# Man jumps off pier to save dog



## michellerobison (Dec 17, 2009)

I just found this and it's so heartwarming,I had to share it.
A man jumps off a pier in choppy water to save a Malt mix. It's a big link,I hope it works. You'll have to scroll down a ways for the story,but it's well worth it!

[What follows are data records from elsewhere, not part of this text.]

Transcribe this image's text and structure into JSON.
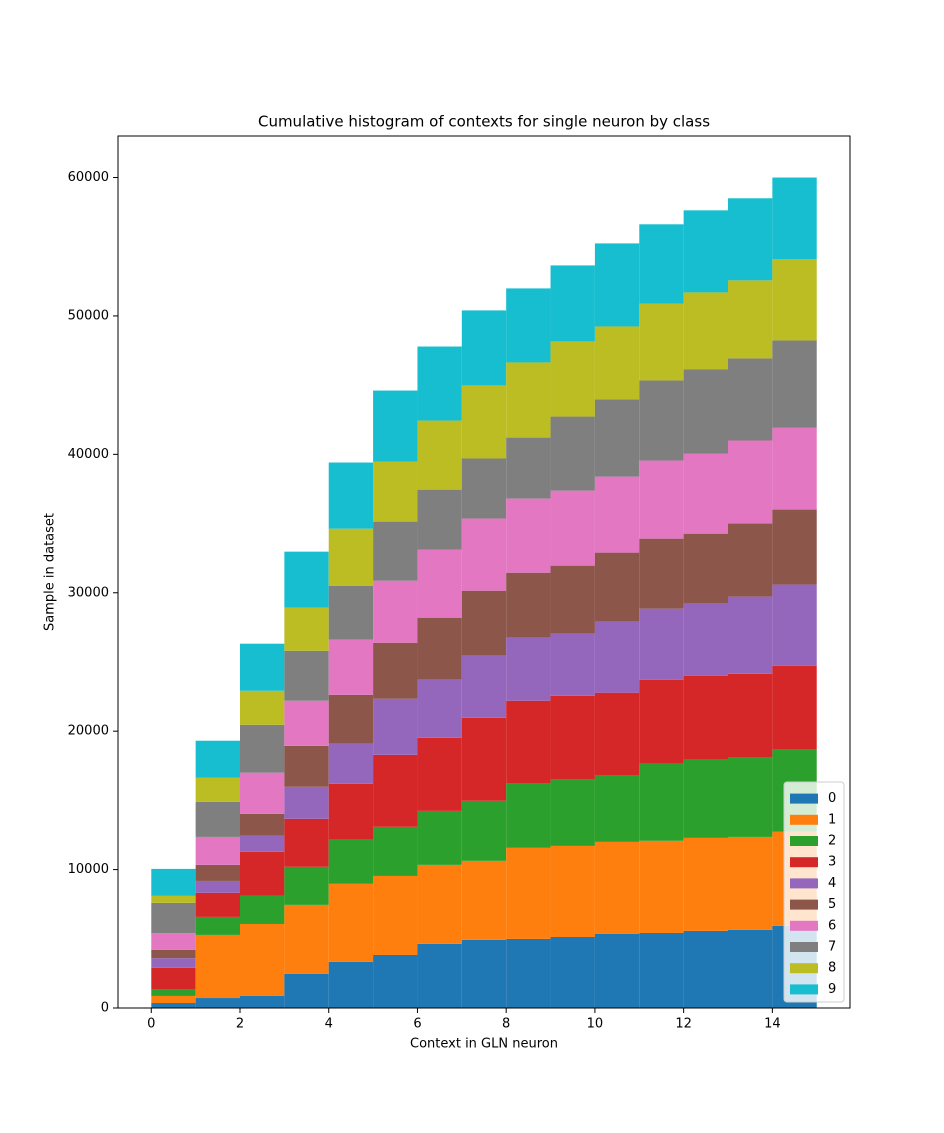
{
  "chart_data": {
    "type": "histogram",
    "stacked": true,
    "title": "Cumulative histogram of contexts for single neuron by class",
    "xlabel": "Context in GLN neuron",
    "ylabel": "Sample in dataset",
    "bins": [
      0,
      1,
      2,
      3,
      4,
      5,
      6,
      7,
      8,
      9,
      10,
      11,
      12,
      13,
      14,
      15
    ],
    "series": [
      {
        "name": "0",
        "color": "#1f77b4",
        "values": [
          360,
          720,
          870,
          2460,
          3330,
          3830,
          4630,
          4920,
          4990,
          5130,
          5350,
          5420,
          5570,
          5640,
          5930
        ]
      },
      {
        "name": "1",
        "color": "#ff7f0e",
        "values": [
          510,
          4560,
          5200,
          4990,
          5640,
          5710,
          5710,
          5710,
          6580,
          6580,
          6650,
          6660,
          6720,
          6720,
          6800
        ]
      },
      {
        "name": "2",
        "color": "#2ca02c",
        "values": [
          500,
          1300,
          2030,
          2750,
          3180,
          3550,
          3900,
          4340,
          4630,
          4780,
          4780,
          5560,
          5640,
          5720,
          5930
        ]
      },
      {
        "name": "3",
        "color": "#d62728",
        "values": [
          1530,
          1740,
          3180,
          3470,
          4050,
          5200,
          5280,
          6000,
          6000,
          6070,
          6000,
          6080,
          6080,
          6070,
          6070
        ]
      },
      {
        "name": "4",
        "color": "#9467bd",
        "values": [
          700,
          860,
          1160,
          2310,
          2890,
          4050,
          4200,
          4480,
          4550,
          4480,
          5130,
          5130,
          5200,
          5570,
          5860
        ]
      },
      {
        "name": "5",
        "color": "#8c564b",
        "values": [
          600,
          1160,
          1590,
          2960,
          3540,
          4050,
          4480,
          4700,
          4700,
          4920,
          4990,
          5060,
          5060,
          5280,
          5420
        ]
      },
      {
        "name": "6",
        "color": "#e377c2",
        "values": [
          1200,
          2020,
          2970,
          3260,
          3980,
          4480,
          4920,
          5210,
          5350,
          5420,
          5490,
          5640,
          5790,
          6000,
          5930
        ]
      },
      {
        "name": "7",
        "color": "#7f7f7f",
        "values": [
          2200,
          2540,
          3460,
          3610,
          3900,
          4270,
          4330,
          4340,
          4410,
          5350,
          5570,
          5790,
          6070,
          5930,
          6290
        ]
      },
      {
        "name": "8",
        "color": "#bcbd22",
        "values": [
          500,
          1730,
          2460,
          3110,
          4120,
          4340,
          4990,
          5280,
          5430,
          5430,
          5280,
          5560,
          5570,
          5640,
          5860
        ]
      },
      {
        "name": "9",
        "color": "#17becf",
        "values": [
          1950,
          2680,
          3400,
          4050,
          4780,
          5130,
          5350,
          5420,
          5350,
          5490,
          6000,
          5720,
          5930,
          5930,
          5910
        ]
      }
    ],
    "xlim": [
      -0.75,
      15.75
    ],
    "ylim": [
      0,
      63000
    ],
    "xticks": [
      0,
      2,
      4,
      6,
      8,
      10,
      12,
      14
    ],
    "yticks": [
      0,
      10000,
      20000,
      30000,
      40000,
      50000,
      60000
    ],
    "legend": "lower right"
  }
}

Google Image Result for http://used-outboard-motor.net/Guy_Jumps_Off_Pier_To_Save_Womans_Dog_0.jpg


----------



## Twinkle (Apr 24, 2010)

That is so sweet. I hope the doggie was okay. How did he get so far out in the ocean?!


----------



## maltlovereileen (Jan 19, 2009)

I remember seeing that.... so cool!!!!

He wasn't far out, Twinkle, he fell off the pier. His Mom was panicking and this total stranger jumped in and saved him...so heartwarming! LOVE happy endings!!!


----------



## Johita (Jul 10, 2009)

What a hero! This was very touching and I'm so glad Raden was there to help the poor little pup out.


----------



## Miss_Annie (Mar 3, 2010)

What a brave gentlemen! I wish there were more like him!


----------



## uniquelovdolce (Mar 10, 2010)

aww thats so sweet he was able to save the pup , great pics. thank god there are still kind ppl in the world.


----------



## michellerobison (Dec 17, 2009)

We all need a hero. A perfect stranger will jump into cold churning water to save a dog...strangers unite on this list to save fluffs and save their eyesight. Heros everywhere unite....
I just loved this story so much.I couldn't resist passing it on.I know I'd do the same thing,only the fluff might have to rescue me,I don't swim well....I can dog paddle though.....


----------



## Katkoota (Feb 18, 2006)

yeah! i remember this ^_^ I also love happy ending stories

hugs
Kat


----------



## Canada (Jun 4, 2009)

A real life Prince Charming! :wub2:


----------



## Rocky's Mom (Apr 10, 2010)

Oh how sweet....love the heartwarming story.


----------